Desde que, por filtraciones del sumario, la opinión pública tuvo conocimiento de las dimensiones económicas y estructurales del funcionamiento de la Gürtel, era inevitable hacer, por sentido común, una deducción: es imposible que maquinaciones económicas de este calibre fueran desconocidas por los dirigentes del partido (y especialmente de los máximos dirigentes: Aznar y Rajoy). No estarían al tanto de los detalles, pero tenían que saber forzosamente de dónde salía el dinero. Por supuesto, la misma deducción puede aplicarse a los otros partidos embarrados en la corrupción (Convergència: casos Palau y familia Pujol; PSOE: los ERE andaluces). Por sentido común, en una u otra reunión de alto nivel alguien debía preguntar “¿Y eso como vamos a pagarlo?” O bien: “Y ese dinero, de donde sale?”. Cuando la policía y los jueces comenzaron a investigar, el partido al unísono negaba los hechos.
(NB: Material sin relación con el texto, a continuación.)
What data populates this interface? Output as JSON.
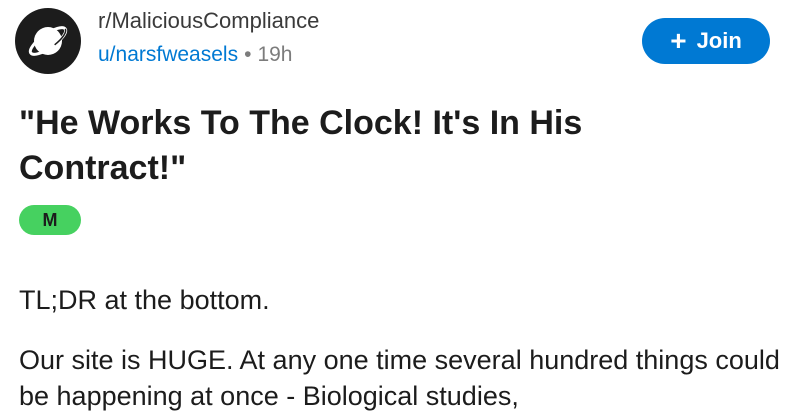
{
  "header": {
    "subreddit": "r/MaliciousCompliance",
    "user": "u/narsfweasels",
    "separator": "•",
    "age": "19h",
    "join_label": "Join",
    "join_icon": "plus-icon",
    "avatar_icon": "planet-icon"
  },
  "post": {
    "title": "\"He Works To The Clock! It's In His Contract!\"",
    "flair": "M",
    "paragraphs": [
      "TL;DR at the bottom.",
      "Our site is HUGE. At any one time several hundred things could be happening at once - Biological studies,"
    ]
  },
  "colors": {
    "accent": "#0079d3",
    "flair": "#46d160",
    "text": "#1c1c1c",
    "muted": "#7c7c7c"
  }
}
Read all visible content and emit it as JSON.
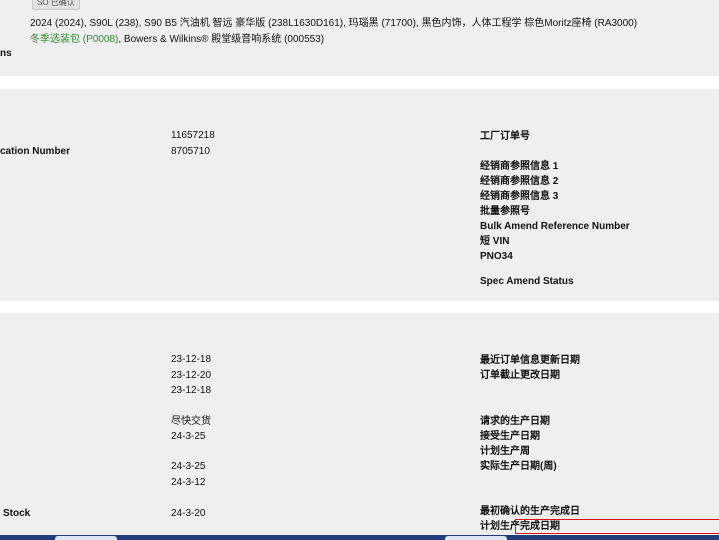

Cuando las evidencias se hicieron insoportables, el partido continuó negando la mayor, pero liberó el lastre de unos nombres: sacos de arena.

 

En cualquier caso, a Barberá, de momento, sólo podían reprocharle 1000 euros de donación: ¿por qué la dejaron caer? Si era tan querida, ¿por qué dejaron que se hundiese por tan poca cosa? Se pueden formular varias hipótesis. Primera, maniobra de distracción: un gran árbol abatido no deja ver el gran bosque de la corrupción. Segunda: el partido contaba con el silencio cómplice de la víctima propiciatoria. Barberá era una mujer sola: no podía traicionar el partido aunque el partido la traicionara a ella. Tercera: dejar caer la ex alcaldesa de Valencia era una forma de sacrificar en la pira de los media a un personaje pintoresco, fallero y excesivo que resumía perfectamente los tópicos que el entorno mediático del PP ha propagado sobre la Valencia de los últimos años: megalomanía arruinada y mal gusto rebozado con lujo desbordante. En las tres hipótesis, la fallera del caloret actuaba como McGuffin del PP: un relato escandaloso y llamativo que desviaba la atención. Avidez corrupta, mal gusto y dinero tirado los ha habido en todas partes (Valencia, Madrid, Sevilla, Barcelona): pero en el anzuelo de Barberá picaron todos los medios.

 

Ciertamente, Rita ha encontrado en su agonía solitaria y repentina el mismo triste destino que ella deseó desde el balcón del ayuntamiento a los familiares del accidente del metro de Valencia. Más aún: la cacería mediática que ella sufrió fue muy inferior a la que sufrieron valencianos ilustres como Joan Fuster. Con una diferencia sustancial: Fuster no había mandado nunca, era simplemente un hombre con ideas propias. Sin embargo, además de acoso mediático y social, recibía bombas en casa. Ahora bien: la agresividad que ella mantuvo con rivales o enemigos no justifica la crueldad hacia ella. La crueldad siempre es execrable. Y abunda entre nosotros. Una jauría mediática acosa desde hace años a líderes catalanes. La jauría de la derecha acosa a la izquierda; y viceversa. También la prensa rosa ataca sin contención. Los medios funcionan hoy en día como sustitutos de la guillotina.

 

Las epístolas morales que se han publicado en torno al cuerpo de Barberá pretenden justificar el odio o el amor. Pero más allá de esta retórica, el cadáver de Barberá subraya la debilidad de la nación española, que no respeta a sus muertos. O los desprecia o los instrumentaliza. O los odia o los santifica.